Most practical bottlenecks in high-quality text-to-image diffusion are quadratic token costs and expensive high-resolution denoising steps. The core insight of this paper is that the global structure can be generated cheaply at low resolution and then restored to high resolution with a pixel-space GAN upsampler plus a tiny amount of latent noise so the pretrained flow prior can correct SR artifacts with only a few high-res steps.
Key Findings
- Staged low-to-high pipeline: performing the bulk of denoising at low resolution reduces per-step compute (fewer tokens) and required timesteps, so end-to-end latency falls dramatically while preserving global layout.
- Pixel-space GAN-based super-resolution: upsampling in pixel space (Real-ESRGAN x2 in their reference implementation) preserves LR structure and supplies high-frequency signals that the subsequent latent-stage resampling can refine.
- Low-strength latent noise injection: adding a small, scheduler-consistent noise (e.g., sigma≈0.1) after SR lets the high-resolution flow prior resample and correct SR-imposed high-frequency errors rather than blindly trusting them.

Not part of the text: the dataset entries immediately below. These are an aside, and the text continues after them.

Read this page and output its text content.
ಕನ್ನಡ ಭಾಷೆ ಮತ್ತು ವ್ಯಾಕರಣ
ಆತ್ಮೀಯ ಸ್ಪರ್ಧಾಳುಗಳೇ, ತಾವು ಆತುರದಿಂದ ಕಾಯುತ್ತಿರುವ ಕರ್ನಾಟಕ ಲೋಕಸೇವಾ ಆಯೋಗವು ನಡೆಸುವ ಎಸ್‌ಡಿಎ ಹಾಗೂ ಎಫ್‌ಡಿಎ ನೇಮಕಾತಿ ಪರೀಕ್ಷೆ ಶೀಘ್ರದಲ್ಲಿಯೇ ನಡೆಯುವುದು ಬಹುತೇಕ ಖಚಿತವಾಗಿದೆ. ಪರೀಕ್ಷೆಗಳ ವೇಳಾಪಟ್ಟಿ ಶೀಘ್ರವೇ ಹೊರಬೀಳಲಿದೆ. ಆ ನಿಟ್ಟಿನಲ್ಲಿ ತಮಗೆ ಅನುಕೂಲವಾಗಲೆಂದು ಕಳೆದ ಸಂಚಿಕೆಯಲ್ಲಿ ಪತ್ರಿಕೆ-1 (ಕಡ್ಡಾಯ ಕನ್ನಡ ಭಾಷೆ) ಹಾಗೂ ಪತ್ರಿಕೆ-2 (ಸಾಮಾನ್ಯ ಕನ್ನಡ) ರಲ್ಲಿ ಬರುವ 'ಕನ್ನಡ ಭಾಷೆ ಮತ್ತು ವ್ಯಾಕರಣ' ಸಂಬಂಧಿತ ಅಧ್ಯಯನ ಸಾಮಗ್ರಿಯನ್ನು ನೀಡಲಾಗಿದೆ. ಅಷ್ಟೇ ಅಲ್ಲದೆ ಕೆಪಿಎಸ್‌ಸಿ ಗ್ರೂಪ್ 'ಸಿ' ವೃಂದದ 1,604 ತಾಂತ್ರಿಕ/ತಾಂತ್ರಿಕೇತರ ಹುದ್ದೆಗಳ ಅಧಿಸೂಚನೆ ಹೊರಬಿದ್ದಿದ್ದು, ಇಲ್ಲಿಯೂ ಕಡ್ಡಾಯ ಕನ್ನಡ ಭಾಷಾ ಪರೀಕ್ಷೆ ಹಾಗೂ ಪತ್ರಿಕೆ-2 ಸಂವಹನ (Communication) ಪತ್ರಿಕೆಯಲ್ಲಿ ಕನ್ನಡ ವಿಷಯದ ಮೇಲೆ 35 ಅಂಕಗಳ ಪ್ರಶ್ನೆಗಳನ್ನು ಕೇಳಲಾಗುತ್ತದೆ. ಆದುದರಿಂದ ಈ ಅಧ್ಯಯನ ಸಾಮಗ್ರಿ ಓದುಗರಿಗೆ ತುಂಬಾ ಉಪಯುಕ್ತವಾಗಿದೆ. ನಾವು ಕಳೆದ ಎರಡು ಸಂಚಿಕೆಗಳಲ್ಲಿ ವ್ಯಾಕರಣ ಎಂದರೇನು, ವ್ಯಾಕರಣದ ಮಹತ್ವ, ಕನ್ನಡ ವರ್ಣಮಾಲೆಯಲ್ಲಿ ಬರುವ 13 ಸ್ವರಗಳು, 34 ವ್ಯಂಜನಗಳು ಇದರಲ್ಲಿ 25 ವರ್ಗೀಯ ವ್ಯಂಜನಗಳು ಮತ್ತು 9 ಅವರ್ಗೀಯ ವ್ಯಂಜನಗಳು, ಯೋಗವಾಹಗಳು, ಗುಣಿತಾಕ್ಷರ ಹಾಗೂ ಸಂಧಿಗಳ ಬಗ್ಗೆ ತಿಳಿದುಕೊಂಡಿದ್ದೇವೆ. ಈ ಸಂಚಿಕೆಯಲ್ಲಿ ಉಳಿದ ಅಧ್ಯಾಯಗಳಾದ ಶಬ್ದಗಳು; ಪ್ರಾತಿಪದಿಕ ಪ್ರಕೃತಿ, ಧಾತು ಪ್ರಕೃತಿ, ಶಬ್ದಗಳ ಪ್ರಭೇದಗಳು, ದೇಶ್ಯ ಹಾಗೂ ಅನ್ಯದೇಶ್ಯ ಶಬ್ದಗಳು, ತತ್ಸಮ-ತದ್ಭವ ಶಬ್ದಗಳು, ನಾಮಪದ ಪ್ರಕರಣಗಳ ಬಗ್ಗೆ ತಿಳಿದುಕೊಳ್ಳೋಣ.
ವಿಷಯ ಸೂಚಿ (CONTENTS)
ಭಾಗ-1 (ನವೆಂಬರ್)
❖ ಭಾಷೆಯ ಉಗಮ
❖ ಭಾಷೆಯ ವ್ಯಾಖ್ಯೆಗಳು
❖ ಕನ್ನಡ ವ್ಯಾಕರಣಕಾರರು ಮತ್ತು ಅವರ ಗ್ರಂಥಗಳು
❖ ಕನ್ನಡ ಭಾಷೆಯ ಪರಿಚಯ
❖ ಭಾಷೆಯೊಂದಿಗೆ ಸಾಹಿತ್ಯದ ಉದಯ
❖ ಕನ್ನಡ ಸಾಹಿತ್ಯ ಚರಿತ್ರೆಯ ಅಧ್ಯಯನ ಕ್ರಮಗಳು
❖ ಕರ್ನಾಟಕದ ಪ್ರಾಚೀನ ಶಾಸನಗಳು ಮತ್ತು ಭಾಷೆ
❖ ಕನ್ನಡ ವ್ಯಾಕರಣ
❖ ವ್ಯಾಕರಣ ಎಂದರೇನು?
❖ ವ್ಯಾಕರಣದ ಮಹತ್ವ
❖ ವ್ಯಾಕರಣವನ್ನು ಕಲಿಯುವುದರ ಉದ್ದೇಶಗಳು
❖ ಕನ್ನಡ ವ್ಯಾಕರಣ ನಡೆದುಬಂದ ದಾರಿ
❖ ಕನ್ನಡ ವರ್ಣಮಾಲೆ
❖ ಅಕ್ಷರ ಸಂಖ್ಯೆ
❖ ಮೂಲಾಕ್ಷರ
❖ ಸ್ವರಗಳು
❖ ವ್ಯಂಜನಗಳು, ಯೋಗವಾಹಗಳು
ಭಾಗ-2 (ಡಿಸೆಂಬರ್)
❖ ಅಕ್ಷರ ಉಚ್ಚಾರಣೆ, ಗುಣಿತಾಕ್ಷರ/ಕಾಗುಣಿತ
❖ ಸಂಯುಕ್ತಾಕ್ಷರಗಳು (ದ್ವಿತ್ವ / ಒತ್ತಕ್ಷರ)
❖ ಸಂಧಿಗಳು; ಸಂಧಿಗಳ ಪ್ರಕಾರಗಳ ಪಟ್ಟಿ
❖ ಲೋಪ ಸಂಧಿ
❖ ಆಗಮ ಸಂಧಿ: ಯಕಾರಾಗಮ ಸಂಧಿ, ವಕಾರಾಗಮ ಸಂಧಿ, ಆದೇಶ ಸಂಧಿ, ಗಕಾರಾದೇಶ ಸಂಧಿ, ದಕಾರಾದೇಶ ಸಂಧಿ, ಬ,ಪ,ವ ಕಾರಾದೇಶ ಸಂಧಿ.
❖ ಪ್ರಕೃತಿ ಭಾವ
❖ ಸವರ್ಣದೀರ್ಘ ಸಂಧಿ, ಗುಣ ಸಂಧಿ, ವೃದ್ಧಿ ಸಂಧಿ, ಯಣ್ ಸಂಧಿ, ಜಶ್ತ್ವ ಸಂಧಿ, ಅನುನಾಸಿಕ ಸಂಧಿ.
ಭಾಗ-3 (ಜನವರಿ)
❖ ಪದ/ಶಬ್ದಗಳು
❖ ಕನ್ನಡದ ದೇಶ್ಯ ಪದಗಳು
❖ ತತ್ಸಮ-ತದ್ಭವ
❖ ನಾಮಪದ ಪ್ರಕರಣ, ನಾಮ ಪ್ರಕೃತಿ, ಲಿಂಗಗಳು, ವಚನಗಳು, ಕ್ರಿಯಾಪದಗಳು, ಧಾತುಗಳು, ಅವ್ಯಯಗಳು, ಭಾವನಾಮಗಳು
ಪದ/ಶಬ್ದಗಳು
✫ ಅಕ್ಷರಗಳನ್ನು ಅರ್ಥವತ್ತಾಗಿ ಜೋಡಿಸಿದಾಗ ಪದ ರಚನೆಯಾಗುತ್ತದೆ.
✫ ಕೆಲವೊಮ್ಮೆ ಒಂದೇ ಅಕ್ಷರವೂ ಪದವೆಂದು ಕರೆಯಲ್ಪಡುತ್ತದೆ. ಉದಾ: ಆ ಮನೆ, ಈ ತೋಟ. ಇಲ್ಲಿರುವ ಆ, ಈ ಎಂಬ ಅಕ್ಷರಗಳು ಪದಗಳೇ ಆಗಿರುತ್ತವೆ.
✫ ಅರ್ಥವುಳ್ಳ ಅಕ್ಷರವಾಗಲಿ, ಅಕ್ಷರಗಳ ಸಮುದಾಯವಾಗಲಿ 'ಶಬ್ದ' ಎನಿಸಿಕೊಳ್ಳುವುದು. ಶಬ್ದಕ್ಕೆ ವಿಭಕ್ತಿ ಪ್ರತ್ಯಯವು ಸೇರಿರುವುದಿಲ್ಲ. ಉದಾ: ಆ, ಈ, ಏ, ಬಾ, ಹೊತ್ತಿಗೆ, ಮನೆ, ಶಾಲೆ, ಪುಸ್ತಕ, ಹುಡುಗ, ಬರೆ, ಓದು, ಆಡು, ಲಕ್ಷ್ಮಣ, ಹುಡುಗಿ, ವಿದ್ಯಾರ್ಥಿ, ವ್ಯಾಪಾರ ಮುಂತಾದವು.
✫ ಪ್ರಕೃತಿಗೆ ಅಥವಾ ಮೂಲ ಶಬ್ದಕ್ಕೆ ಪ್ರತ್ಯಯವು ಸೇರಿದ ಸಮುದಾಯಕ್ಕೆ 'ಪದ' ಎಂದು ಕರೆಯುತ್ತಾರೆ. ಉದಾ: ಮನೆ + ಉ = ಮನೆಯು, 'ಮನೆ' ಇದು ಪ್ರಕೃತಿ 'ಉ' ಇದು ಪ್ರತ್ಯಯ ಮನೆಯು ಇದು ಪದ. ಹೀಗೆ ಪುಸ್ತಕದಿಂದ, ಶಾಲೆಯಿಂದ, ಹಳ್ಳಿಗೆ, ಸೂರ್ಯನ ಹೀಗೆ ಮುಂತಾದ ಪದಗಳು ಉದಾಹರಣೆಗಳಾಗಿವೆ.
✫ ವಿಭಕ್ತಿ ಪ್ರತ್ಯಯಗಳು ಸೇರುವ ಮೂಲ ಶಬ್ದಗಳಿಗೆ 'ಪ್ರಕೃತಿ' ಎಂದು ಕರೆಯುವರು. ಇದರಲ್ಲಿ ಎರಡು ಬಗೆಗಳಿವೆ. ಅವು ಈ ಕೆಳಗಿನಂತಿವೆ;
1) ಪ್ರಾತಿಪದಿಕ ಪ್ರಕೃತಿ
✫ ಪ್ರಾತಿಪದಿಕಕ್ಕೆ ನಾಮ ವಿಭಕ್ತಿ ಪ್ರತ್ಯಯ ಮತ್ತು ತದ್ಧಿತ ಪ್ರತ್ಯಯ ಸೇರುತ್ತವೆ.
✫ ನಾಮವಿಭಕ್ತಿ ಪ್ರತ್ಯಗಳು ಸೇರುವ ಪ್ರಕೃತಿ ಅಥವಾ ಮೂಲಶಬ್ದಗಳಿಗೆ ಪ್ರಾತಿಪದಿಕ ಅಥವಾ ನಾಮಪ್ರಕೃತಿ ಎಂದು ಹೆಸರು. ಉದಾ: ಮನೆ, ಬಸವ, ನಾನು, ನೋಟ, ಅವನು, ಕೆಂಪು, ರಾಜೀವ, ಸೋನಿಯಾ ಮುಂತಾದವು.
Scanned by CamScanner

- Empirical tradeoff points: configurations like 12 low-res steps + 1 high-res refinement achieve ≈10× end-to-end speedup with OneIG quality within ~1% of native sampling; combining MrFlow with timestep-distilled models can compound speedups up to ≈25×.
Who It's For and Tradeoffs
Great fit if you need much faster text-to-image sampling from pretrained flow-matching / diffusion backbones without any finetuning, custom kernels, or training-time changes — especially when latency matters more than squeezing every bit of visual minutiae. Look elsewhere if your pipeline requires strict fidelity to original samples at every pixel or if you cannot accept any external SR model dependency: MrFlow shifts some trust to the SR network (though the latent noise + short HR refinement mitigate many artifacts). Also expect modest additional overhead for VAE encode/decode and SR steps, albeit small compared to HR denoising.
How it Works (brief)
The method executes: (1) low-resolution latent sampling to produce a coarse image structure; (2) VAE decode to pixels; (3) pixel-space super-resolution via a pretrained lightweight GAN SR; (4) VAE re-encode the upscaled image into latents; (5) inject low-strength, scheduler-consistent noise; (6) perform a few high-resolution denoising/refinement steps with the original flow prior; (7) final VAE decode. The design intentionally keeps most cost in cheap LR sampling and uses one or very few HR steps to finish details.